Now I like a larf as much as the next punter, so I was all on the side
of the funny men until the late 80s when I began to worry that the urge
to produce humorous ads was suffocating British advertising. The
research techniques we use - particularly focus-group discussions -
greatly favour humorous ads, creative awards favour humorous ads, our
families (in their role as expert critics) favour humorous ads. Every
night on the box I saw terribly witty ads, especially for lagers, which
made me hoot but which lacked any reason to buy the product.

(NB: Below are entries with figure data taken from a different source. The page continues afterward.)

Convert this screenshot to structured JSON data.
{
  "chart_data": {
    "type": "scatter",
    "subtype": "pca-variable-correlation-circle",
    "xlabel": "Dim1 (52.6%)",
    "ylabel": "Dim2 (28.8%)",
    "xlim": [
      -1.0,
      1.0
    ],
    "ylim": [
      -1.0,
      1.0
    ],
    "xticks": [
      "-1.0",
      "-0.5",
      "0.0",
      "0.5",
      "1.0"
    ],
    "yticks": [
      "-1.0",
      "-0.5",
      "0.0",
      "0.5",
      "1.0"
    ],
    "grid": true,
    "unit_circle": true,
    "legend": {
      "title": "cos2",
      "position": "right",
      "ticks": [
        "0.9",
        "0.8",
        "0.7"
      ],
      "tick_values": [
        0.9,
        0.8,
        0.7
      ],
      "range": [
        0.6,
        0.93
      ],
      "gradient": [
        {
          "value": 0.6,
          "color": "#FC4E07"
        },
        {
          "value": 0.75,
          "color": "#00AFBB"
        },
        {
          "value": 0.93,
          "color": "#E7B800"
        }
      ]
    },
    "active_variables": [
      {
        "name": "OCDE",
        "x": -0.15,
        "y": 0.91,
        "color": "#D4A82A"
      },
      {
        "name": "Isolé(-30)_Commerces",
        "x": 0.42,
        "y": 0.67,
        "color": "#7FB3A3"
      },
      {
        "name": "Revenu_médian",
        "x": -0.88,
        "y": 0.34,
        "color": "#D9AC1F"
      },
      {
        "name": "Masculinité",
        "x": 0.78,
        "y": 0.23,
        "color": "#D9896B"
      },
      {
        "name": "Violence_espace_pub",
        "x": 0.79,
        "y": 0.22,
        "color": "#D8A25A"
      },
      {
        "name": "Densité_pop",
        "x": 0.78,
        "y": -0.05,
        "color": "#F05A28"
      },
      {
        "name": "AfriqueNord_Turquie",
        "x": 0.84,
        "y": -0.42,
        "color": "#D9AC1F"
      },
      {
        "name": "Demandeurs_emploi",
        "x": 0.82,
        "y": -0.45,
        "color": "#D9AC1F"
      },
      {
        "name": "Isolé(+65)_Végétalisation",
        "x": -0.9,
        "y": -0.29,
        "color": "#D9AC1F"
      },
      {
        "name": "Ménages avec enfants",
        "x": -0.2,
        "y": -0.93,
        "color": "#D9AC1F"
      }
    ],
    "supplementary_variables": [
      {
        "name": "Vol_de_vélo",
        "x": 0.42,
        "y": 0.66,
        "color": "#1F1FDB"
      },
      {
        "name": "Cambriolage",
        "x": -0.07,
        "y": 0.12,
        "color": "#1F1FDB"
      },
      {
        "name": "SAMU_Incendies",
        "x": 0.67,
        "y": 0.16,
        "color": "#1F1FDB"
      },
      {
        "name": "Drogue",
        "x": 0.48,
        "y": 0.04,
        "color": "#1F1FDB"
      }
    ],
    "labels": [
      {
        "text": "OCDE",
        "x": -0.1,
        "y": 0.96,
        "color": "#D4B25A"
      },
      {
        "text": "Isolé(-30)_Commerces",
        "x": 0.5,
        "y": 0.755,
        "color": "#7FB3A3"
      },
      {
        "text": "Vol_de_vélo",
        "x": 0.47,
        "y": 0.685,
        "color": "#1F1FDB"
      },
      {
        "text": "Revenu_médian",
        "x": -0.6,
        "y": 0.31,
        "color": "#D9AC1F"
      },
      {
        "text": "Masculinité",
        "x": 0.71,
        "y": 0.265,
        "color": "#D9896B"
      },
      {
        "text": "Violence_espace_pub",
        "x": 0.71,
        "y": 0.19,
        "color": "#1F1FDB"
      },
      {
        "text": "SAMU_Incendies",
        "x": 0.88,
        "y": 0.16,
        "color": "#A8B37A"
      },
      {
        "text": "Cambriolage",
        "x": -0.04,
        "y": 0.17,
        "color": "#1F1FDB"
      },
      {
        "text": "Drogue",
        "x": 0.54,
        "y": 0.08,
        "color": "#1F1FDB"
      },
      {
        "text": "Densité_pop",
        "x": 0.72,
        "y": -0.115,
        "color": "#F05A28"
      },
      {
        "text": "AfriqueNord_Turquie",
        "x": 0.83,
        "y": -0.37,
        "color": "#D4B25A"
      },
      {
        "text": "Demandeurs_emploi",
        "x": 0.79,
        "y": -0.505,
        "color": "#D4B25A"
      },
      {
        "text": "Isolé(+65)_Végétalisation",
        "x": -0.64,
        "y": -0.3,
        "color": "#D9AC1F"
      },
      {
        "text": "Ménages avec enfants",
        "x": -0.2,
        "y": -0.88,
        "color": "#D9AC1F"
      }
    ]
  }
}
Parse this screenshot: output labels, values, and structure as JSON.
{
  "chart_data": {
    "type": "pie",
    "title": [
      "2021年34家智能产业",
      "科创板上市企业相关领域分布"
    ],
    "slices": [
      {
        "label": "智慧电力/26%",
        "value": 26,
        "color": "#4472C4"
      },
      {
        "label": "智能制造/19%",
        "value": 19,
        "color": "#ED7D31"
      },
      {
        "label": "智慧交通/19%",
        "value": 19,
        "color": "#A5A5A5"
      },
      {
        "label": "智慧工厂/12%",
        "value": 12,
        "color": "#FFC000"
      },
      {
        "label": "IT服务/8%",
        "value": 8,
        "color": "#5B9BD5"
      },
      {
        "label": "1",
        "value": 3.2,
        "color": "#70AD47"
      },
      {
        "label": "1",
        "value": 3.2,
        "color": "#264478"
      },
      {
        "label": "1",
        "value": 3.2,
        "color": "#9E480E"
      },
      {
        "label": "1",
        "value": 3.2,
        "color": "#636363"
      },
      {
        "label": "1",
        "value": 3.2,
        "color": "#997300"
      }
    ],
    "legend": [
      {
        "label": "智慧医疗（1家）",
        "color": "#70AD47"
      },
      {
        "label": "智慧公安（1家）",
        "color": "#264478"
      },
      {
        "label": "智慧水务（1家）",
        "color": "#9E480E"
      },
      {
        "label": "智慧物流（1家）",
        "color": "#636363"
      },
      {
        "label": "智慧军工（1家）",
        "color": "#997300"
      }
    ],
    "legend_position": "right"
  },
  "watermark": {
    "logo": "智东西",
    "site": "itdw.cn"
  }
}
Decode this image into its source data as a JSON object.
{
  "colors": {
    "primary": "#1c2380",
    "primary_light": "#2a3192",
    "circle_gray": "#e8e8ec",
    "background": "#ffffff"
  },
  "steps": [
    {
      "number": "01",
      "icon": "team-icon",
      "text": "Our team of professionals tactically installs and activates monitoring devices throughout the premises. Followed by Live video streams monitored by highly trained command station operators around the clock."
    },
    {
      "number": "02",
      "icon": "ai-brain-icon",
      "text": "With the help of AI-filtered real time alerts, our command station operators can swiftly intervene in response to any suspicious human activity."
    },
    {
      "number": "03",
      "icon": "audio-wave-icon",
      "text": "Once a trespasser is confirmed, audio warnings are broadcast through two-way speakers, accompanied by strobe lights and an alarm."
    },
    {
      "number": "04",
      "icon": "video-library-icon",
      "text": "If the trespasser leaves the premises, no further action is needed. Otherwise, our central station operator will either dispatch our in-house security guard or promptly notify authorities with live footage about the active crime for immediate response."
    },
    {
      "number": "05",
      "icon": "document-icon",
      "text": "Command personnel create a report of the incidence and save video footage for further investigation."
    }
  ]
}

At that time, ad expenditures were plummeting - well ahead of the
widespread recession - and I feared that by turning advertising into
comedy we were strangling the goose that makes the checkouts go beep-
beep-beep.
But I went too far. There can be no doubt humorous advertising often
works. Study the IPA Advertising Effectiveness Awards. The PG chimps,
Boddingtons, Alliance and Leicester, John Smith’s, Irn-Bru, Barclaycard,
Volkswagen and Croft Original - to mention but a handful - are all
recent case histories of sales success built by humorous, sometimes very
funny, advertising.
Does that mean humour can sell any brand? I think not. Most agency
people would disagree, but I don’t think it’s simply the clients who
cause the advertising for domestic cleaners to be so po-faced. And for
serious pharmaceuticals. And for toothpastes. Humour has been tried many
times in those and other markets, and not worked.
Why? Because, at the subconscious level, consumers think funny ads for
domestic cleaners mean the advertiser thinks domestic chores are a
laugh. They’re not. But beers are. So are lots of other products.
The fallacy in the old dogma is not that people don’t buy from clowns.
The fallacy is that ‘spending money is a serious business’. Sometimes it
is, sometimes it isn’t. In a moderately affluent society, we buy many of
the things simply for pleasure, enjoyment, fun. In most cases, humour is
spot on. But other products aren’t a bundle of laughs and advertisers
who imply they are do so at their peril.
So when people ask whether humour in advertising works, the
straightforward, unequivocal answer is: yes and no. Wouldn’t it be nice
to work in a simpler business? (No it wouldn’t.)